PET imaging of hAADC activity in hemi-lesioned monkey striatum. Data before 72 months are taken from Bankiewicz et al.⁴ (a) AADC activity (measured by K_i) over time. Open circles represent four control monkeys that received AAV2-LacZ after MPTP lesioning. Solid symbols indicated AAV2-hAADC-treated NHP; two NHP, Octopus (triangle) and Max (circles), remained in life out to 96 months. (b,c) PET images from AAV2-hAADC-treated animals, (b) Octopus and (c) Max. Images indicate coronal [¹⁸F]FMT PET images at baseline (pre) and at 10, 60, and 96 months after unilateral AAV2-hAADC administration to the right side of the brain. Both monkeys showed a stable and long-term increase in AADC activity. (d) Increase in FMT-PET signal after AAV2-AADC treatment over time. This restoration of signal was expressed as a percentage of the control/baseline FMT-PET signal (FMT uptake value in normal monkeys before MPTP lesioning).
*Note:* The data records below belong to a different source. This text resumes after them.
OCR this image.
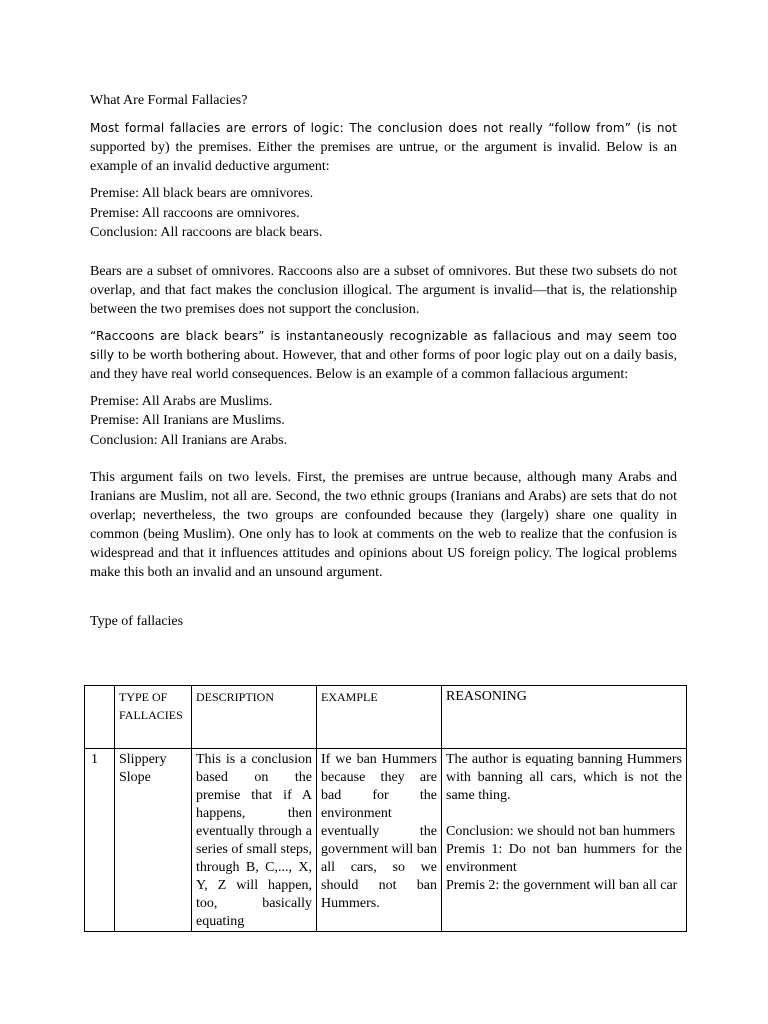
What Are Formal Fallacies?

Most formal fallacies are errors of logic: The conclusion does not really “follow from” (is not supported by) the premises. Either the premises are untrue, or the argument is invalid. Below is an example of an invalid deductive argument:

Premise: All black bears are omnivores.
Premise: All raccoons are omnivores.
Conclusion: All raccoons are black bears.

Bears are a subset of omnivores. Raccoons also are a subset of omnivores. But these two subsets do not overlap, and that fact makes the conclusion illogical. The argument is invalid—that is, the relationship between the two premises does not support the conclusion.

“Raccoons are black bears” is instantaneously recognizable as fallacious and may seem too silly to be worth bothering about. However, that and other forms of poor logic play out on a daily basis, and they have real world consequences. Below is an example of a common fallacious argument:

Premise: All Arabs are Muslims.
Premise: All Iranians are Muslims.
Conclusion: All Iranians are Arabs.

This argument fails on two levels. First, the premises are untrue because, although many Arabs and Iranians are Muslim, not all are. Second, the two ethnic groups (Iranians and Arabs) are sets that do not overlap; nevertheless, the two groups are confounded because they (largely) share one quality in common (being Muslim). One only has to look at comments on the web to realize that the confusion is widespread and that it influences attitudes and opinions about US foreign policy. The logical problems make this both an invalid and an unsound argument.

Type of fallacies

	TYPE OF FALLACIES	DESCRIPTION	EXAMPLE	REASONING
1	Slippery Slope	This is a conclusion based on the premise that if A happens, then eventually through a series of small steps, through B, C,..., X, Y, Z will happen, too, basically equating	If we ban Hummers because they are bad for the environment eventually the government will ban all cars, so we should not ban Hummers.	The author is equating banning Hummers with banning all cars, which is not the same thing.
Conclusion: we should not ban hummers
Premis 1: Do not ban hummers for the environment
Premis 2: the government will ban all car
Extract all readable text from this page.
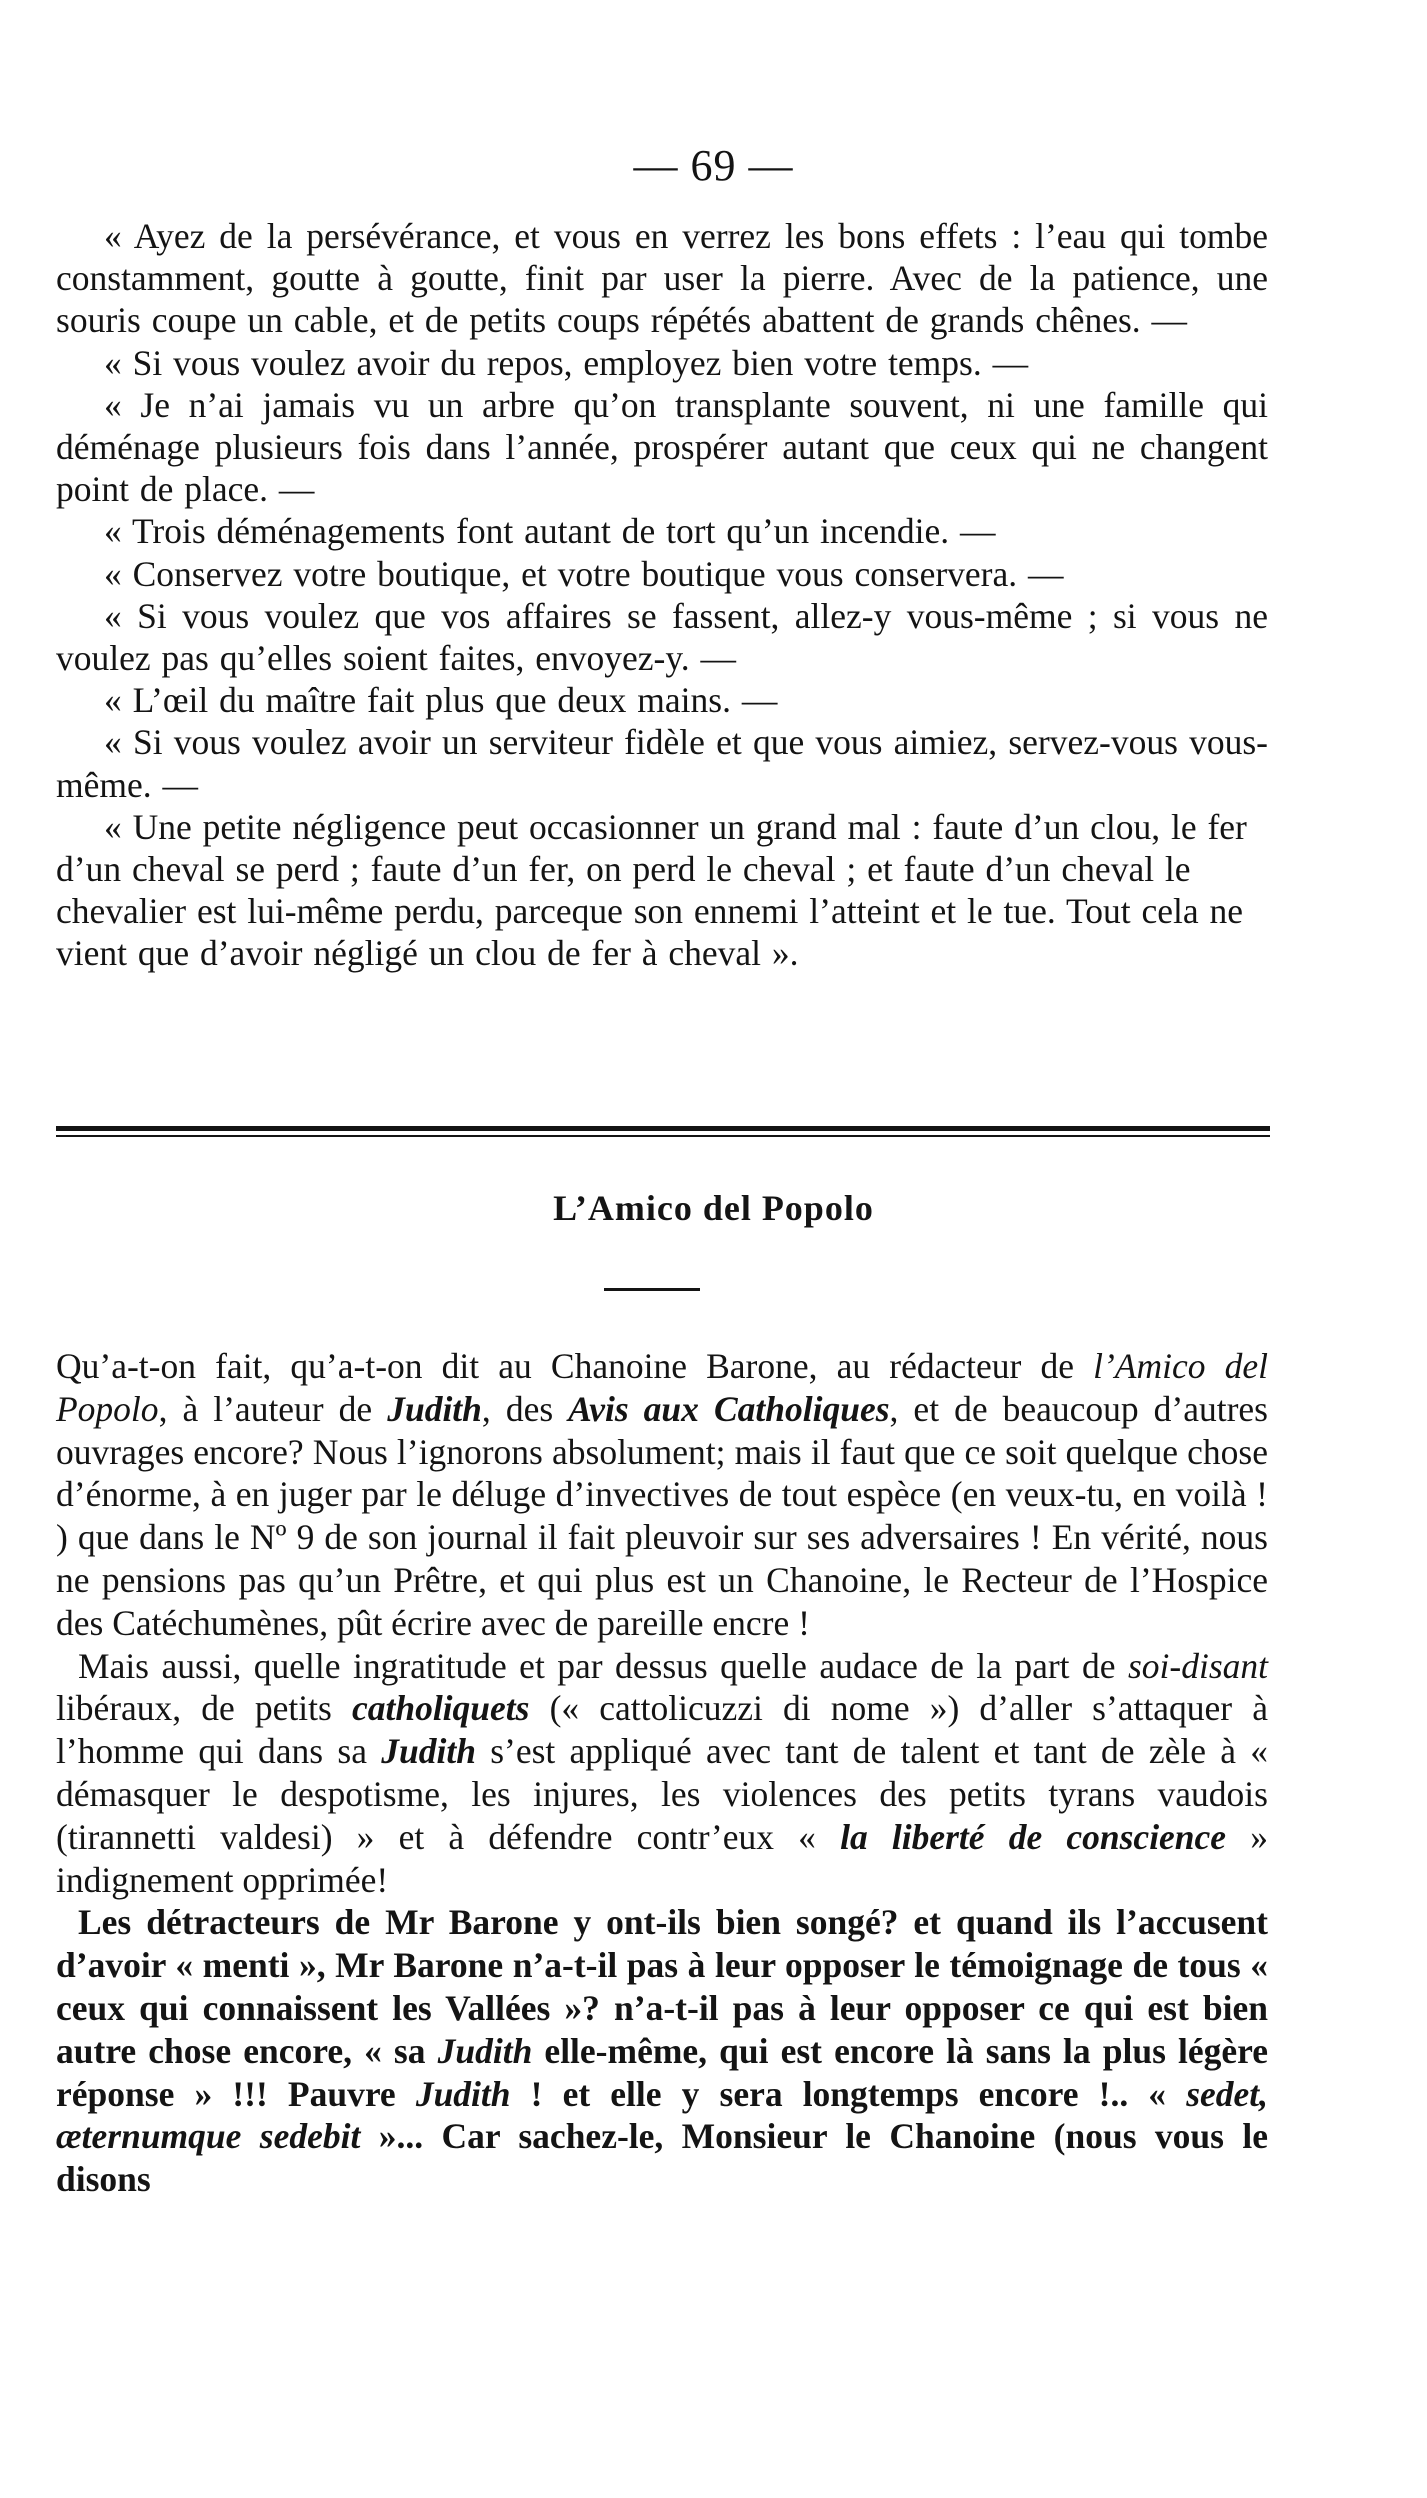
— 69 —

« Ayez de la persévérance, et vous en verrez les bons effets : l’eau qui tombe constamment, goutte à goutte, finit par user la pierre. Avec de la patience, une souris coupe un cable, et de petits coups répétés abattent de grands chênes. —

« Si vous voulez avoir du repos, employez bien votre temps. —

« Je n’ai jamais vu un arbre qu’on transplante souvent, ni une famille qui déménage plusieurs fois dans l’année, prospérer autant que ceux qui ne changent point de place. —

« Trois déménagements font autant de tort qu’un incendie. —

« Conservez votre boutique, et votre boutique vous conservera. —

« Si vous voulez que vos affaires se fassent, allez-y vous-même ; si vous ne voulez pas qu’elles soient faites, envoyez-y. —

« L’œil du maître fait plus que deux mains. —

« Si vous voulez avoir un serviteur fidèle et que vous aimiez, servez-vous vous-même. —

« Une petite négligence peut occasionner un grand mal : faute d’un clou, le fer d’un cheval se perd ; faute d’un fer, on perd le cheval ; et faute d’un cheval le chevalier est lui-même perdu, parceque son ennemi l’atteint et le tue. Tout cela ne vient que d’avoir négligé un clou de fer à cheval ».

L’Amico del Popolo

Qu’a-t-on fait, qu’a-t-on dit au Chanoine Barone, au rédacteur de l’Amico del Popolo, à l’auteur de Judith, des Avis aux Catholiques, et de beaucoup d’autres ouvrages encore? Nous l’ignorons absolument; mais il faut que ce soit quelque chose d’énorme, à en juger par le déluge d’invectives de tout espèce (en veux-tu, en voilà ! ) que dans le Nº 9 de son journal il fait pleuvoir sur ses adversaires ! En vérité, nous ne pensions pas qu’un Prêtre, et qui plus est un Chanoine, le Recteur de l’Hospice des Catéchumènes, pût écrire avec de pareille encre !

Mais aussi, quelle ingratitude et par dessus quelle audace de la part de soi-disant libéraux, de petits catholiquets (« cattolicuzzi di nome ») d’aller s’attaquer à l’homme qui dans sa Judith s’est appliqué avec tant de talent et tant de zèle à « démasquer le despotisme, les injures, les violences des petits tyrans vaudois (tirannetti valdesi) » et à défendre contr’eux « la liberté de conscience » indignement opprimée!

Les détracteurs de Mr Barone y ont-ils bien songé? et quand ils l’accusent d’avoir « menti », Mr Barone n’a-t-il pas à leur opposer le témoignage de tous « ceux qui connaissent les Vallées »? n’a-t-il pas à leur opposer ce qui est bien autre chose encore, « sa Judith elle-même, qui est encore là sans la plus légère réponse » !!! Pauvre Judith ! et elle y sera longtemps encore !.. « sedet, æternumque sedebit »... Car sachez-le, Monsieur le Chanoine (nous vous le disons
As there was no significant change in FMT uptake within the control or treated monkeys over time, we grouped animals into three time points (AAV2-AADC-treated monkeys; gray columns). The white column represents the mean FMT-PET signal from control monkeys, MPTP-lesioned monkeys and animals infused with AAV2-LacZ. FMT K_i values and earlier time points for the AAV2-AADC-treated monkeys were calculated from Bankiewicz et al.⁴ Standard deviations are shown for each group and the difference between the control and treated animals (at each time point) is statistically significant, P < 0.005. AADC, -amino acid decarboxylase; AAV, adeno-associated virus; FMT, 6-[¹⁸F]fluoro-meta-tyrosine; MPTP, 1-methyl-4-phenyl-1,2,3,6-tetrahydropyridine; NHP, nonhuman primate; PET, positron emission tomography.